Needless to say, we’ve been tracking the DMA closely throughout its gestation, and we’re now in the final sprint: in March 2024, messaging services which have been identified as gatekeepers will have to open their networks to allow interoperability with requesting messaging services (while preserving E2EE, if they’re encrypted). So far, only WhatsApp and Facebook Messenger have been identified as gatekeeper services (Apple is doing everything they can to wriggle out of it). However, it looks like WhatsApp is taking it seriously, which could prove very interesting indeed.
As Matrix, we’ve taken a two-pronged approach: on one side, showcasing how Matrix as it stands today can already bridge existing chat systems together as a highest-common-denominator protocol (including preserving E2EE, if they happen to already use the Double Ratchet). On the other side, we’ve also been contributing significantly to MIMI, the IETF Working Group dedicated to standardising a lowest-common-denominator protocol specifically for DMA interoperability.

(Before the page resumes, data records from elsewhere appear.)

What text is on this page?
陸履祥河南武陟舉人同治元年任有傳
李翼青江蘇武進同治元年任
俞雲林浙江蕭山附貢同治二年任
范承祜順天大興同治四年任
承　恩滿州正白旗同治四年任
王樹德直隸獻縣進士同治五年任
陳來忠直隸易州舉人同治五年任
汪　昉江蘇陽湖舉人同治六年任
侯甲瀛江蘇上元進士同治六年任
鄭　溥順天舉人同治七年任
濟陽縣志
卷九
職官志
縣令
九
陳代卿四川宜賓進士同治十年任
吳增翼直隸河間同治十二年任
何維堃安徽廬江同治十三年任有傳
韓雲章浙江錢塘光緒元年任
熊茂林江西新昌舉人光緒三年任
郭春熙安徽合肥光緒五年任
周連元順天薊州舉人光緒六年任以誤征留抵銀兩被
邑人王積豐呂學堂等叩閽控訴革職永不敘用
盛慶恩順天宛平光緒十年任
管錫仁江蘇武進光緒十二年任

2023 has involved a lot of work on MIMI, participating in the Design Team alongside Phoenix, Wire, Cisco, Google and Wickr - and at IETF 118 in Prague in November we collectively proposed the first draft of the protocol (see also the architecture presentation for context). MIMI has ended up taking some inspiration from Matrix (and Linearized Matrix, a simplified dialect we proposed which does away with full-mesh decentralisation), while focusing very tightly on the specific problems of server-to-server interop between existing communication services - leaning on MLS (where available) for synchronising state across the services, while also leaving the door open for using the Double Ratchet to provide an on-ramp for pragmatic bridging to today’s services (including Matrix!).
MIMI’s tight focus means that it doesn’t currently provide conversation history, arbitrary state events, or decentralised conversations - and is focused purely on server-server communication. However, there’s certainly a world where Matrix could evolve to be compatible with MIMI - such a hypothetical Matrix 3.0 would effectively layer Matrix’s richer existing semantics (decentralised conversations, extensible state events, state resolution, group VoIP etc) on top of MIMI’s subset of functionality. It’ll be interesting to see how this plays out. Meanwhile, we’ll continue to provide both Matrix for pragmatic DMA interoperability for today - and participate in MIMI for IETF-track interoperability.
Anyhow: hopefully it’s clear that 2024 is going to be a super interesting year for Matrix - whether that’s simply by nailing Matrix 2.0, or whatever excitements DMA interoperability brings. And if you’re relying on Matrix: please donate.
Meanwhile - have a fantastic end of the year; and thanks once again for flying Matrix.